Once at Camp Perry, Barker will step up to the Intermediate Junior category, and will compete not only in prone matches, but also in three-position matches like those shot in collegiate and international competition.
Shank believes Barker will compete strongly, but doesn't expect him to advance to a Master rating as quickly as he advanced to Expert.
"To earn a Master rating in one year is a big jump," Shank said. "I expect Noah to get there well before he gets to college, but probably not this year."
Barker said he would like to earn a rifle scholarship to West Virginia University or the University of Kentucky, but knows he has to improve in the three-position discipline before the coaches there will give him a look.
"I also have to get a lot better at air rifle," he added.

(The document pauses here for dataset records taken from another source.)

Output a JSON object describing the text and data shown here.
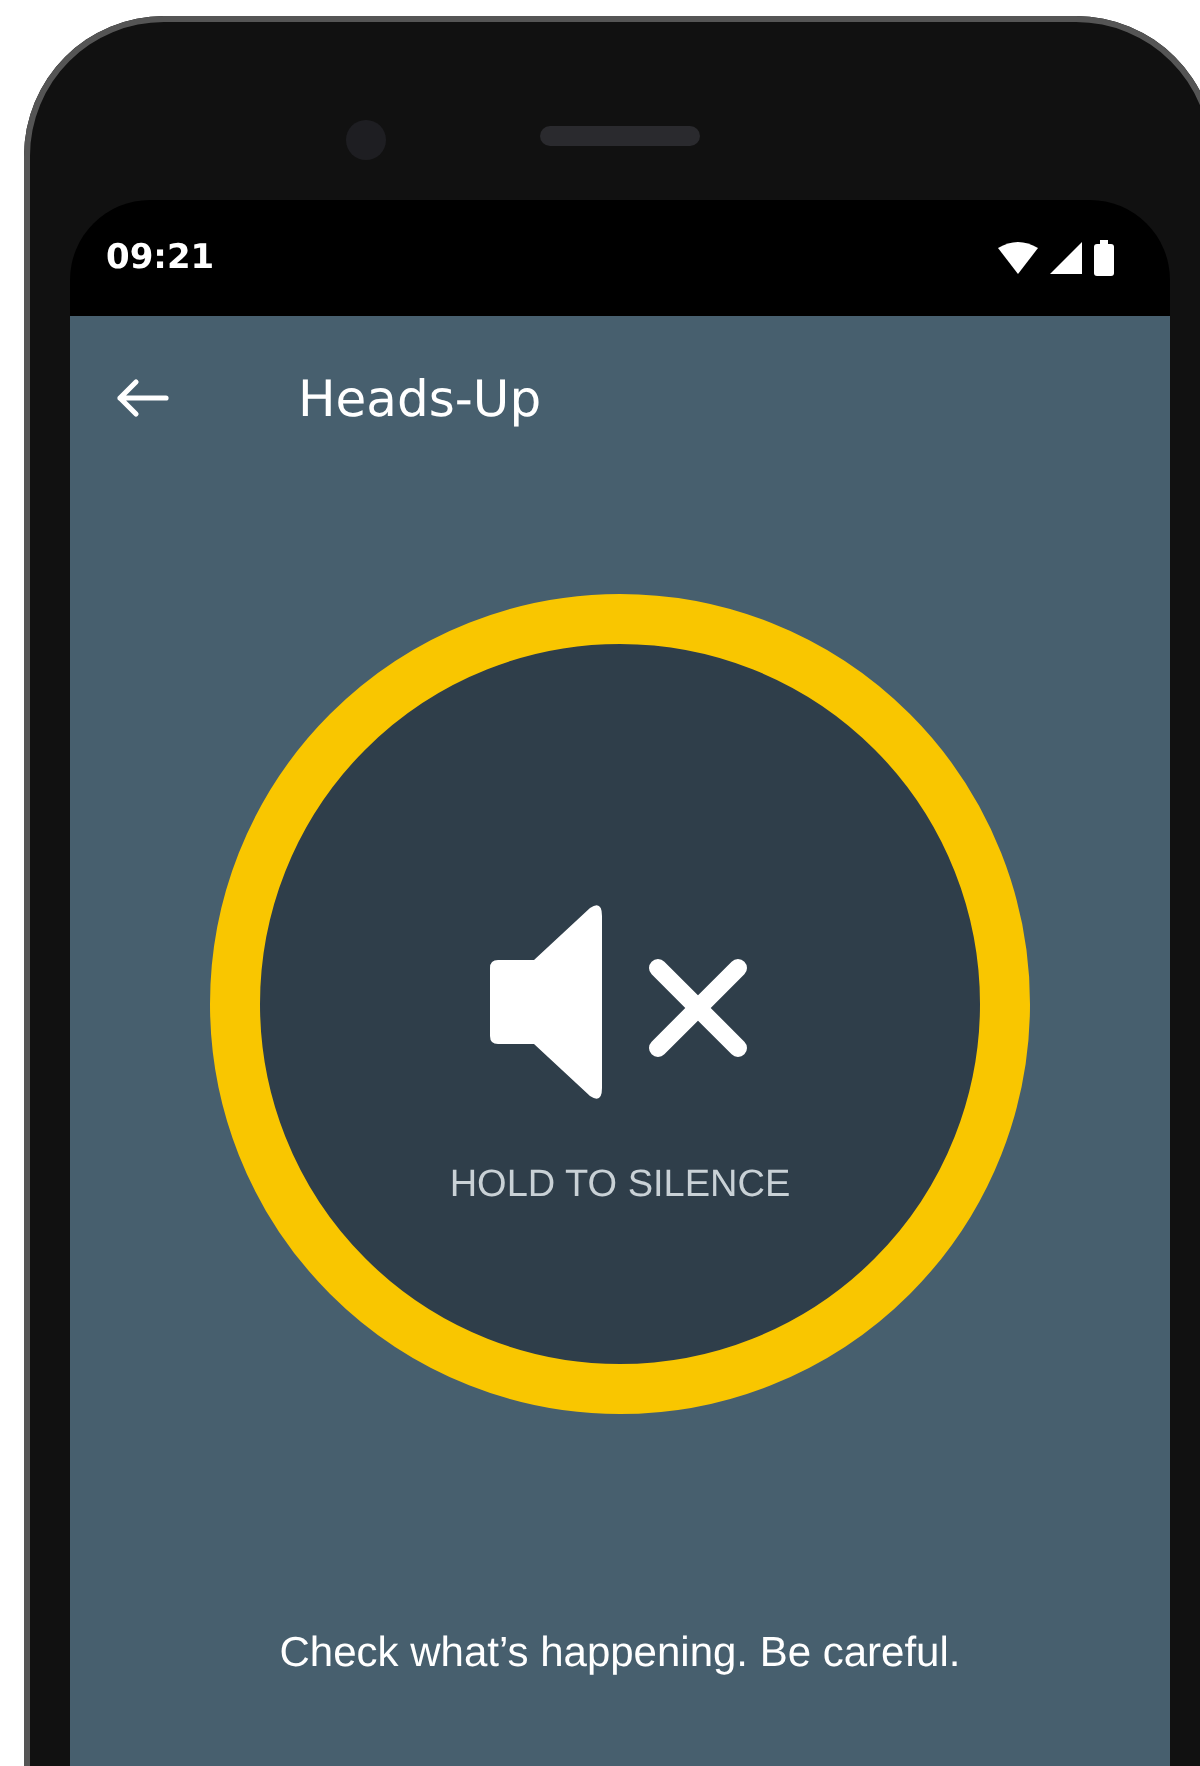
{
  "status_bar": {
    "time": "09:21"
  },
  "app_bar": {
    "title": "Heads-Up"
  },
  "silence_button": {
    "label": "HOLD TO SILENCE"
  },
  "message": "Check what’s happening. Be careful."
}
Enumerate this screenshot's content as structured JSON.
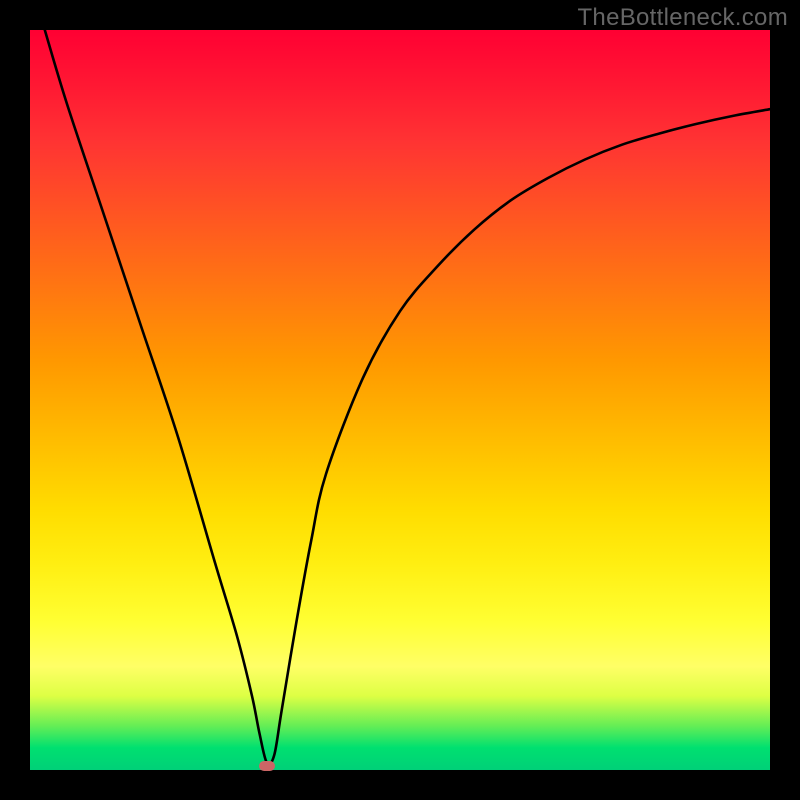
{
  "watermark": "TheBottleneck.com",
  "chart_data": {
    "type": "line",
    "title": "",
    "xlabel": "",
    "ylabel": "",
    "xlim": [
      0,
      100
    ],
    "ylim": [
      0,
      100
    ],
    "grid": false,
    "series": [
      {
        "name": "curve",
        "color": "#000000",
        "x": [
          2,
          5,
          10,
          15,
          20,
          25,
          28,
          30,
          31,
          32,
          33,
          34,
          36,
          38,
          40,
          45,
          50,
          55,
          60,
          65,
          70,
          75,
          80,
          85,
          90,
          95,
          100
        ],
        "y": [
          100,
          90,
          75,
          60,
          45,
          28,
          18,
          10,
          5,
          1,
          2,
          8,
          20,
          31,
          40,
          53,
          62,
          68,
          73,
          77,
          80,
          82.5,
          84.5,
          86,
          87.3,
          88.4,
          89.3
        ]
      }
    ],
    "annotations": [
      {
        "name": "minimum-marker",
        "x": 32,
        "y": 0.5,
        "color": "#cc6666"
      }
    ]
  }
}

His progress at air rifle has been hindered in part by the equipment he uses. Because it mainly focuses on .22-caliber smallbore shooting, the Putnam County team has only beginner-level air rifles. Shooters who wish to upgrade must do it themselves.
To help pay for a high-grade air rifle, Barker knows he's going to have to mow a lot of lawns, just as he did when he purchased his Olympic-grade smallbore rifle. To him, it's just another part of the commitment he's made to the sport.
According to Barker's mother, Jo, it's the sort of commitment her son makes to just about everything he enjoys.
"He's as dedicated to his school work as he is to rifle," she said. "He maintained a perfect 4.0 grade-point average through all three years of middle school, and earned the President's Outstanding Academic Excellence Award.
"I'm particularly proud of what he's done with rifle, because the sport takes so much focus and concentration. Those qualities will take him a long way."